Day 4 in numbers - Distance: 115.8mi (186Km) - Ascent: 6,310ft (1,923m)

Departing Kirkcaldy we hug the coastline of the Firth of Forth towards our crossing at the road bridge alongside the more famous cantilever rail bridge, designed by Sir John Fowler and Sir Benjamin Baker. Opened in 1890 it held the record for the longest single cantlilever bridge span until 1917 when beaten by the Quebec Bridge, Canada.

As we are mainly keeping to the coast at this time, there’s little in the way of climbing to bother our riders.

Having crossed the Firth of Forth we take a left turn and head for Scotland’s capital city Edinburgh. Keeping to the coast, predominantly, we bypass Auld Reekie and it’s highlights such as Edinburgh Castle and Holyroodhouse passing by Leith and the Royal yacht onwards to Musselburgh.

Musselburgh is known as the “Honest Toun” and celebrates this by the annual election of an Honest Lad and Lass. This dates back to 1332 when the Regent of Scotland, Randolph, Earl of Moray died in the burgh after a long illness during which he was devotedly cared for by its citizens. His successor offered to reward the people for their loyalty but they declined, saying they were only doing their duty. The new regent, the Earl of Mar, was impressed and said they were a set of honest men, hence “Honest Toun”.

Honesty may be needed as the ride departs the coast, crossing the A1 and heads for the Borders, the Lammermuir Hills, and starts to climb. Hopefully keeping some 10 miles inland will shelter us from any sea breezes. Anyone who has driven this way, can possibly recollect wrestling with the steering wheel against heavy cross-winds.

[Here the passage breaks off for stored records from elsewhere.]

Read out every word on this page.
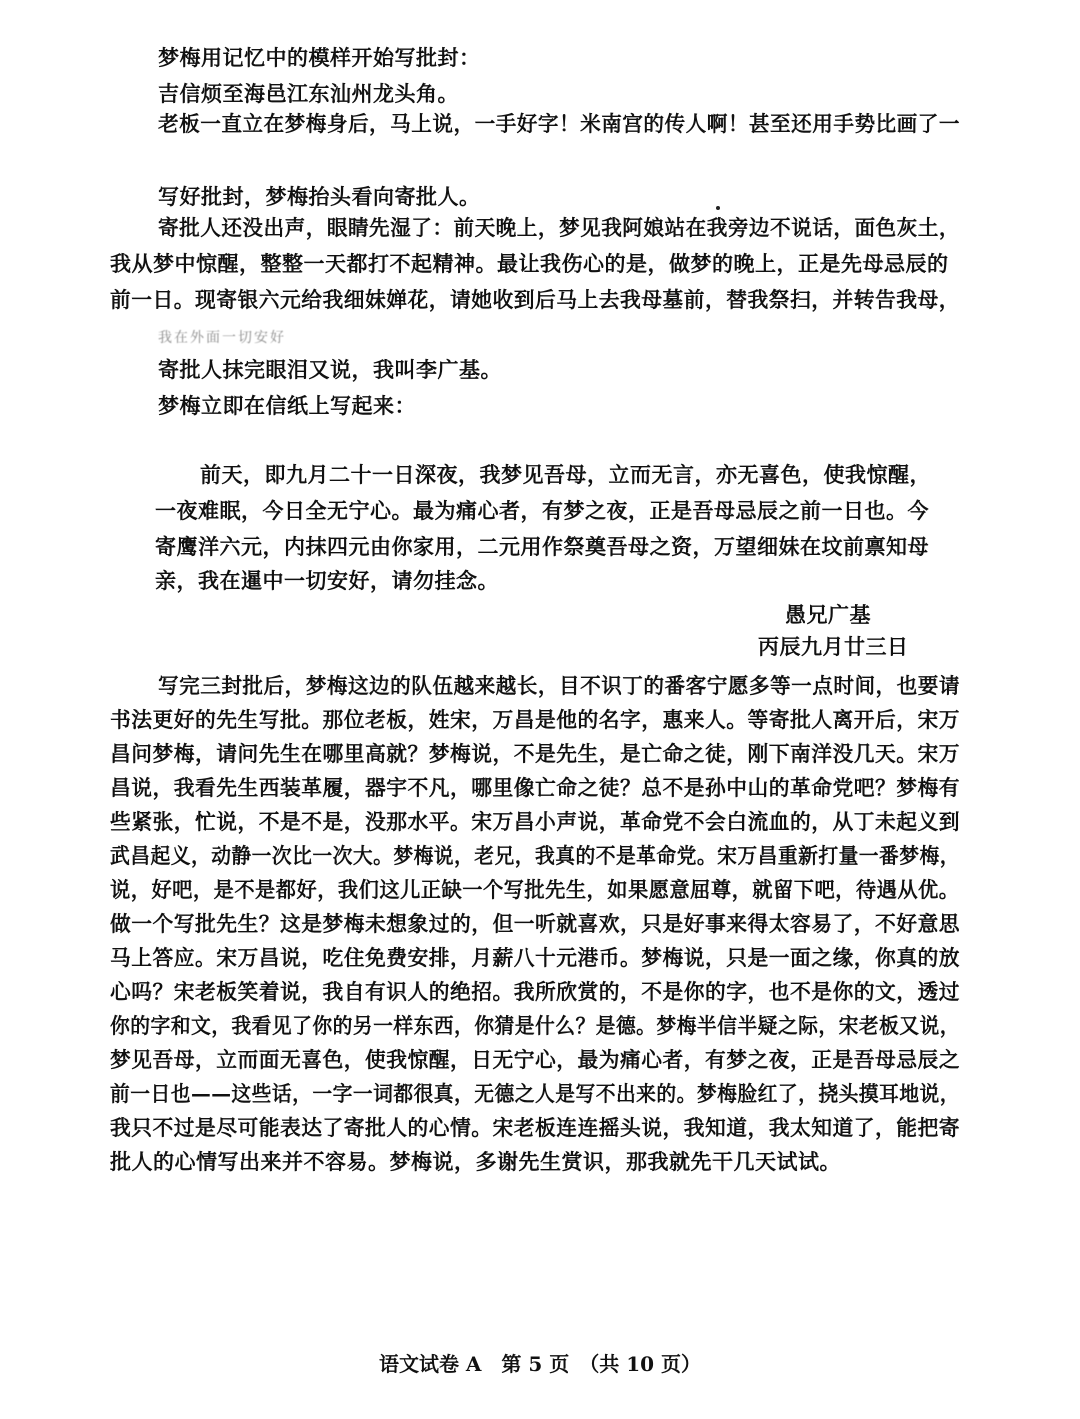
梦梅用记忆中的模样开始写批封：
吉信烦至海邑江东汕州龙头角。
老板一直立在梦梅身后，马上说，一手好字！米南宫的传人啊！甚至还用手势比画了一
写好批封，梦梅抬头看向寄批人。
寄批人还没出声，眼睛先湿了：前天晚上，梦见我阿娘站在我旁边不说话，面色灰土，
我从梦中惊醒，整整一天都打不起精神。最让我伤心的是，做梦的晚上，正是先母忌辰的
前一日。现寄银六元给我细妹婵花，请她收到后马上去我母墓前，替我祭扫，并转告我母，
我在外面一切安好
寄批人抹完眼泪又说，我叫李广基。
梦梅立即在信纸上写起来：
前天，即九月二十一日深夜，我梦见吾母，立而无言，亦无喜色，使我惊醒，
一夜难眠，今日全无宁心。最为痛心者，有梦之夜，正是吾母忌辰之前一日也。今
寄鹰洋六元，内抹四元由你家用，二元用作祭奠吾母之资，万望细妹在坟前禀知母
亲，我在暹中一切安好，请勿挂念。
愚兄广基
丙辰九月廿三日
写完三封批后，梦梅这边的队伍越来越长，目不识丁的番客宁愿多等一点时间，也要请
书法更好的先生写批。那位老板，姓宋，万昌是他的名字，惠来人。等寄批人离开后，宋万
昌问梦梅，请问先生在哪里高就？梦梅说，不是先生，是亡命之徒，刚下南洋没几天。宋万
昌说，我看先生西装革履，器宇不凡，哪里像亡命之徒？总不是孙中山的革命党吧？梦梅有
些紧张，忙说，不是不是，没那水平。宋万昌小声说，革命党不会白流血的，从丁未起义到
武昌起义，动静一次比一次大。梦梅说，老兄，我真的不是革命党。宋万昌重新打量一番梦梅，
说，好吧，是不是都好，我们这儿正缺一个写批先生，如果愿意屈尊，就留下吧，待遇从优。
做一个写批先生？这是梦梅未想象过的，但一听就喜欢，只是好事来得太容易了，不好意思
马上答应。宋万昌说，吃住免费安排，月薪八十元港币。梦梅说，只是一面之缘，你真的放
心吗？宋老板笑着说，我自有识人的绝招。我所欣赏的，不是你的字，也不是你的文，透过
你的字和文，我看见了你的另一样东西，你猜是什么？是德。梦梅半信半疑之际，宋老板又说，
梦见吾母，立而面无喜色，使我惊醒，日无宁心，最为痛心者，有梦之夜，正是吾母忌辰之
前一日也——这些话，一字一词都很真，无德之人是写不出来的。梦梅脸红了，挠头摸耳地说，
我只不过是尽可能表达了寄批人的心情。宋老板连连摇头说，我知道，我太知道了，能把寄
批人的心情写出来并不容易。梦梅说，多谢先生赏识，那我就先干几天试试。
语文试卷 A　第 5 页　（共 10 页）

Onwards through some interestingly named villages, such as Longformacus and Duns crossing into England. It was on the River Tweed here that Edward I of England met the Scots nobility in 1292 to decide on the future king of Scotland.

Shortly after entering England, and some 10 miles to the east of our designated route is Holy Island and Lindisfarne.

Locally the island is rarely referred to by its Anglo-Saxon name of ‘Lindisfarne’. Following on from the murderous and bloodthirsty attack on the monastery by the Vikings in 793AD, it obtained its local name from the observations made by the Durham monks: ‘Lindisfarne - baptised in the blood of so many good men - truly a ‘Holy Island’. Its more appropriate title is ‘The Holy Island of Lindisfarne’.

Onwards and southwards, through villages towards our destination.

Etal Castle, set in the village of Etal by a ford over the River Till was built by Robert Manners as a defence against Scots raiders in the mid 14th century, it fell to James IV’s invading Scots army in 1513, immediately before their catastrophic defeat at nearby Flodden.

Lilburn Tower is a privately owned 19th century mansion house at Lilburn, near Wooler. The property is a Grade II listed building and forming part of the Lilburn Estate. A number of discreet buildings and monuments are scattered across the grange, including the Hurlestone, Hurlestone Tower, and an astronomical observatory.

Skirting the edge of the Northumberland National Park to the west the route ambles into Alnwick . The profile indicates a rolling finish and a well-deserved rest after some 111 miles and 4000ft. of climbs.

The town of Alnwick’s greatest building by far is Alnwick Castle, one of the homes of the Duke of Northumberland, and site of The Alnwick Garden. It dominates the west of the town, above the River Aln.

Four days down, and some fearsome climbing ahead. The North Yorkshire Moors beckon tomorrow.